Counts taken through December 31 measured more than 2,000 e-tab devices throughout the state of North Dakota. Those machines are in more than 500 sites and in all but two counties in the state. About 200 charitable organizations are eligible to run the machines.
Income from e-tabs has increased from more than $2 million in 2018 to about $16.5 million in 2019.
"The unintended consequences of this whole scenario is the popularity. It's through the roof, I see it. I see it," said an electronic pull tab machine user Jim Krance.
But while the charitable organizations are profiting, the tribal casinos who rely on that revenue to fund community programs are concerned. Collette Brown says the Spirit Lake Casino has seen a 42 percent drop to their bottom line.
"It's taken a huge hit on them, we're probably going to have to look at closing some of the resources here," said Brown, gaming commission executive director for Spirit Lake Casino and Resort.
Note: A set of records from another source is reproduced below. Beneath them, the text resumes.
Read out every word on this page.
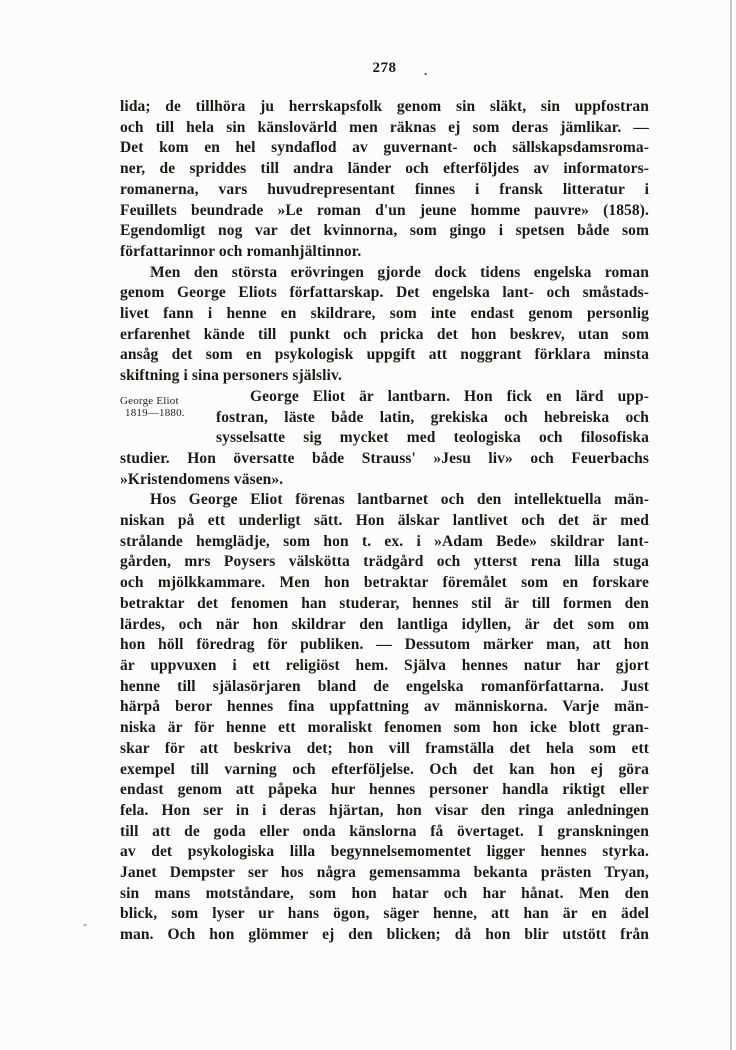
278 .
lida; de tillhöra ju herrskapsfolk genom sin släkt, sin uppfostran
och till hela sin känslovärld men räknas ej som deras jämlikar. —
Det kom en hel syndaflod av guvernant- och sällskapsdamsroma-
ner, de spriddes till andra länder och efterföljdes av informators-
romanerna, vars huvudrepresentant finnes i fransk litteratur i
Feuillets beundrade »Le roman d'un jeune homme pauvre» (1858).
Egendomligt nog var det kvinnorna, som gingo i spetsen både som
författarinnor och romanhjältinnor.
Men den största erövringen gjorde dock tidens engelska roman
genom George Eliots författarskap. Det engelska lant- och småstads-
livet fann i henne en skildrare, som inte endast genom personlig
erfarenhet kände till punkt och pricka det hon beskrev, utan som
ansåg det som en psykologisk uppgift att noggrant förklara minsta
skiftning i sina personers själsliv.
George Eliot
1819—1880.
George Eliot är lantbarn. Hon fick en lärd upp-
fostran, läste både latin, grekiska och hebreiska och
sysselsatte sig mycket med teologiska och filosofiska
studier. Hon översatte både Strauss' »Jesu liv» och Feuerbachs
»Kristendomens väsen».
Hos George Eliot förenas lantbarnet och den intellektuella män-
niskan på ett underligt sätt. Hon älskar lantlivet och det är med
strålande hemglädje, som hon t. ex. i »Adam Bede» skildrar lant-
gården, mrs Poysers välskötta trädgård och ytterst rena lilla stuga
och mjölkkammare. Men hon betraktar föremålet som en forskare
betraktar det fenomen han studerar, hennes stil är till formen den
lärdes, och när hon skildrar den lantliga idyllen, är det som om
hon höll föredrag för publiken. — Dessutom märker man, att hon
är uppvuxen i ett religiöst hem. Själva hennes natur har gjort
henne till själasörjaren bland de engelska romanförfattarna. Just
härpå beror hennes fina uppfattning av människorna. Varje män-
niska är för henne ett moraliskt fenomen som hon icke blott gran-
skar för att beskriva det; hon vill framställa det hela som ett
exempel till varning och efterföljelse. Och det kan hon ej göra
endast genom att påpeka hur hennes personer handla riktigt eller
fela. Hon ser in i deras hjärtan, hon visar den ringa anledningen
till att de goda eller onda känslorna få övertaget. I granskningen
av det psykologiska lilla begynnelsemomentet ligger hennes styrka.
Janet Dempster ser hos några gemensamma bekanta prästen Tryan,
sin mans motståndare, som hon hatar och har hånat. Men den
blick, som lyser ur hans ögon, säger henne, att han är en ädel
man. Och hon glömmer ej den blicken; då hon blir utstött från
The Attorney General's Office is also struggling. Their gaming division that once only monitored five casinos, is now attempting to regulate and audit every e-tab machine in the state with only six workers.
"Charitable gaming since it's been put back in place has grown much faster and quicker than anybody ever thought it would, it's generating more dollars than anybody ever thought it would, and we just need to get caught up with the enforcement," said Sen. Dwight Cook, R-Mandan.
The Gaming Division says the organizations can use 60% of their profit to fund their program and gaming, but 40% must go directly to charity. Right now, some are exceeding that amount.
Last year, charitable gaming's net proceeds were about $9.3 million, a 90% increase from the year before. Yet only a little more than $5.6 million was donated to charity, a mere 26% increase from the year prior.